Da quasi un mese le basi americane nella regione mediorientale sono finite sotto il tiro di milizie sciite controllate dall'Iran. Il fermo appoggio a Israele nella campagna contro Hamas nella Striscia di Gaza ha attivato tutti questi gruppi che hanno bersagliato con razzi e droni i compound a stelle strisce. Biden e i vertici del Pentagono hanno avvisato in più occasioni l'Iran di tenere a bada le milizie e che Washington ha il diritto di rispondere. Ma gli attacchi non sono cessati.

Gli attacchi contro le basi Usa

Come sottolineato dal Post nell'ultimo mese i soldati americani hanno subito circa una sessantina di attacchi che hanno ferito decine di soldati. Il giornale americano è entrato in possesso del numero degli attacchi concentrati su circa 10 installazioni, cinque per Paese. Nelle ultime settimane la Casa Bianca ha dato l'ok a tre missioni di ritorsione, ultima in ordine di tempo il 12 novembre, tutte condotte nella Siria orientale.

Nel mirino sono finiti siti utilizzati dai pasdarn iraniani e gruppi affiliati, in particolare centri di comando, campi di addestramento e depositi di armi che riforniscono le linee di approvvigionamento delle milizie in tutta la regione e che arrivano anche verso il confine con il libano e gli affiliati di Hezbollah. Il bilancio di questi attacchi sarebbe di sette morti, ma l'esito è ancora al vaglio degli analisti.

Il dato che ha sorpreso di più il Pentagono è il numero dei raid in un tempo così breve: 61 comparato con gli 80 registrati tra il gennaio del 2021 e il marzo di quest'anno. Nei giorni scorsi era emerso che i Pentagono conosceva l’ubicazione di molti leader della galassia sciita ma che i funzionari stavano valutando eventuali effetti di raid mirati contro le catene di comando. Su questo punto sembra che il dipartimento della Difesa abbia fornito alla Casa Bianca nuove opzioni militari per affrontare la minaccia, ma non è chiaro quali siano al momento.

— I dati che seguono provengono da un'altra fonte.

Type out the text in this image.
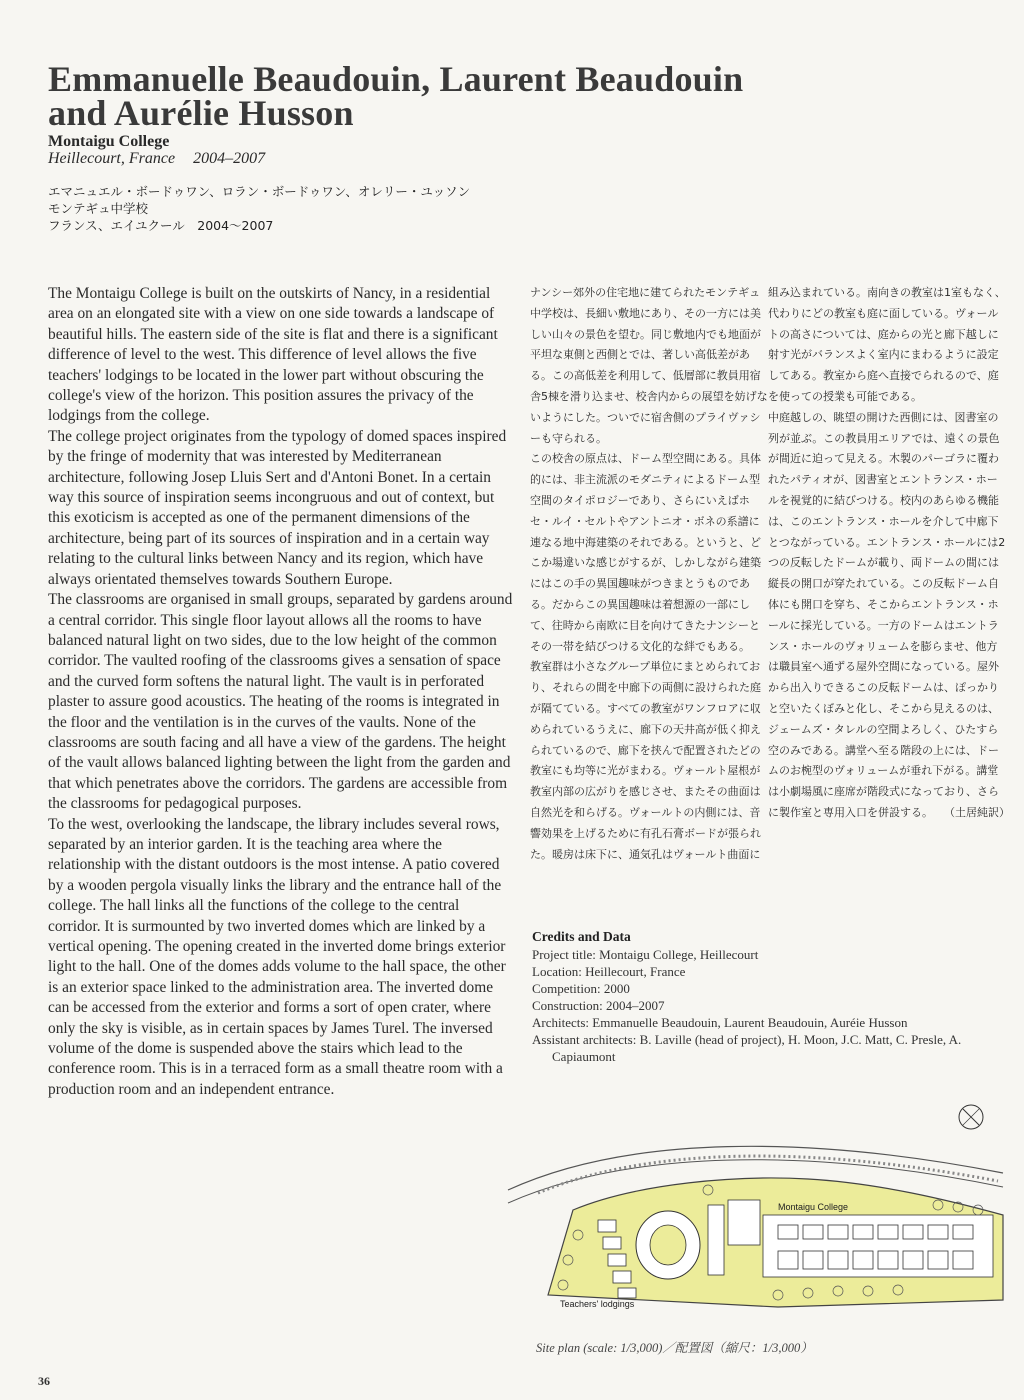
Emmanuelle Beaudouin, Laurent Beaudouin and Aurélie Husson
Montaigu College
Heillecourt, France 2004–2007
エマニュエル・ボードゥワン、ロラン・ボードゥワン、オレリー・ユッソン
モンテギュ中学校
フランス、エイユクール　2004～2007

The Montaigu College is built on the outskirts of Nancy, in a residential area on an elongated site with a view on one side towards a landscape of beautiful hills. The eastern side of the site is flat and there is a significant difference of level to the west. This difference of level allows the five teachers' lodgings to be located in the lower part without obscuring the college's view of the horizon. This position assures the privacy of the lodgings from the college.

The college project originates from the typology of domed spaces inspired by the fringe of modernity that was interested by Mediterranean architecture, following Josep Lluis Sert and d'Antoni Bonet. In a certain way this source of inspiration seems incongruous and out of context, but this exoticism is accepted as one of the permanent dimensions of the architecture, being part of its sources of inspiration and in a certain way relating to the cultural links between Nancy and its region, which have always orientated themselves towards Southern Europe.

The classrooms are organised in small groups, separated by gardens around a central corridor. This single floor layout allows all the rooms to have balanced natural light on two sides, due to the low height of the common corridor. The vaulted roofing of the classrooms gives a sensation of space and the curved form softens the natural light. The vault is in perforated plaster to assure good acoustics. The heating of the rooms is integrated in the floor and the ventilation is in the curves of the vaults. None of the classrooms are south facing and all have a view of the gardens. The height of the vault allows balanced lighting between the light from the garden and that which penetrates above the corridors. The gardens are accessible from the classrooms for pedagogical purposes.

To the west, overlooking the landscape, the library includes several rows, separated by an interior garden. It is the teaching area where the relationship with the distant outdoors is the most intense. A patio covered by a wooden pergola visually links the library and the entrance hall of the college. The hall links all the functions of the college to the central corridor. It is surmounted by two inverted domes which are linked by a vertical opening. The opening created in the inverted dome brings exterior light to the hall. One of the domes adds volume to the hall space, the other is an exterior space linked to the administration area. The inverted dome can be accessed from the exterior and forms a sort of open crater, where only the sky is visible, as in certain spaces by James Turel. The inversed volume of the dome is suspended above the stairs which lead to the conference room. This is in a terraced form as a small theatre room with a production room and an independent entrance.

ナンシー郊外の住宅地に建てられたモンテギュ中学校は、長細い敷地にあり、その一方には美しい山々の景色を望む。同じ敷地内でも地面が平坦な東側と西側とでは、著しい高低差がある。この高低差を利用して、低層部に教員用宿舎5棟を滑り込ませ、校舎内からの展望を妨げないようにした。ついでに宿舎側のプライヴァシーも守られる。

この校舎の原点は、ドーム型空間にある。具体的には、非主流派のモダニティによるドーム型空間のタイポロジーであり、さらにいえばホセ・ルイ・セルトやアントニオ・ボネの系譜に連なる地中海建築のそれである。というと、どこか場違いな感じがするが、しかしながら建築にはこの手の異国趣味がつきまとうものである。だからこの異国趣味は着想源の一部にして、往時から南欧に目を向けてきたナンシーとその一帯を結びつける文化的な絆でもある。

教室群は小さなグループ単位にまとめられており、それらの間を中廊下の両側に設けられた庭が隔てている。すべての教室がワンフロアに収められているうえに、廊下の天井高が低く抑えられているので、廊下を挟んで配置されたどの教室にも均等に光がまわる。ヴォールト屋根が教室内部の広がりを感じさせ、またその曲面は自然光を和らげる。ヴォールトの内側には、音響効果を上げるために有孔石膏ボードが張られた。暖房は床下に、通気孔はヴォールト曲面に

組み込まれている。南向きの教室は1室もなく、代わりにどの教室も庭に面している。ヴォールトの高さについては、庭からの光と廊下越しに射す光がバランスよく室内にまわるように設定してある。教室から庭へ直接でられるので、庭を使っての授業も可能である。

中庭越しの、眺望の開けた西側には、図書室の列が並ぶ。この教員用エリアでは、遠くの景色が間近に迫って見える。木製のパーゴラに覆われたパティオが、図書室とエントランス・ホールを視覚的に結びつける。校内のあらゆる機能は、このエントランス・ホールを介して中廊下とつながっている。エントランス・ホールには2つの反転したドームが載り、両ドームの間には縦長の開口が穿たれている。この反転ドーム自体にも開口を穿ち、そこからエントランス・ホールに採光している。一方のドームはエントランス・ホールのヴォリュームを膨らませ、他方は職員室へ通ずる屋外空間になっている。屋外から出入りできるこの反転ドームは、ぽっかりと空いたくぼみと化し、そこから見えるのは、ジェームズ・タレルの空間よろしく、ひたすら空のみである。講堂へ至る階段の上には、ドームのお椀型のヴォリュームが垂れ下がる。講堂は小劇場風に座席が階段式になっており、さらに製作室と専用入口を併設する。　　（土居純訳）

Credits and Data
Project title: Montaigu College, Heillecourt
Location: Heillecourt, France
Competition: 2000
Construction: 2004–2007
Architects: Emmanuelle Beaudouin, Laurent Beaudouin, Auréie Husson
Assistant architects: B. Laville (head of project), H. Moon, J.C. Matt, C. Presle, A.
Capiaumont
Montaigu College
Teachers' lodgings
Site plan (scale: 1/3,000)／配置図（縮尺：1/3,000）
36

La "guerra" al rallentatore con l'Iran

Lo scontro tra Usa e milizie sciite fa parte di un quadro in rapido movimento. Da tempo Teheran e Washington sono impegnate in schermaglie tra Iraq e Siria. La Repubblica islamica vorrebbe rimuovere le circa 3.500 truppe Usa dai due Paesi, mentre gli Usa ritengono fondamentale un presidio per evitare il risveglio dello Stato Islamico. L'arco di crisi va però oltre Siria e Iraq. In Libano Hezbollah si sono detti pronti ad aprire un fronte con Israele, mentre più a Sud, i ribelli Houthi minacciano la stabilità del Golfo. La milizia che controlla parte dello Yemen ha prima lanciato missili verso Israele (intercettati perà dal sistema missilistico di una nave Usa) e poi abbattuto un drone americano da 30 milioni di dollari sul Mar Rosso.

Le paure del Pentagono

Poco prima che scattasse l'offensiva di Israele contro Gaza, gli Usa si sono affrettati a spostare batterie di missili per la difesa aerea rinforzando lo scudo missilistico nella regione. Pubblicamente i dipartimento della Difesa predica calma, minimizza i raid e sottolinea che i soldati feriti sono quasi tutti tornati in servizio. Però, informalmente, dai corridoi del Pentagono filtra una certa preoccupazione. Gli attacchi in aumento, nonostante la risposta Usa, fanno temere che prima o poi ci possa essere una vittima tra i soldati americani. Un morto che accelererebbe un'escalation in tutta la regione.

Una strada stretta

Il percorso rimane molto stretto in realtà per l'America. Nonostante diversi malumori si alzino anche dal Congresso, le opzioni per il Pentagono non sono molte. Per ora si è deciso di colpire solo in Siria evitando raid in Iraq, perché la situazione è più instabile. I soldati americani si trovano nel Paese su invito del governo di Baghdad, ma in tutto il Paese sta montando il sentimento anti americano, alimentato dalle numerose milizie vicine agli ayatollah iraniani. Attaccare, magari causando morti, rischia di far precipitare la situazione.

Agli Usa rimangono quindi poche opzioni, molte di deterrenza pura come, appunto lo scudo militare e i dispiegamento di Portaerei e gruppi di attacco nella regione. Secondo diversi analisti solo il tempo potrà dire se la strategia di Casa Bianca e pentagono funziona, ma è proprio il tempo la viabile scarsa di cui dispone Biden, sempre più assediato di focolai di crisi nel mondo.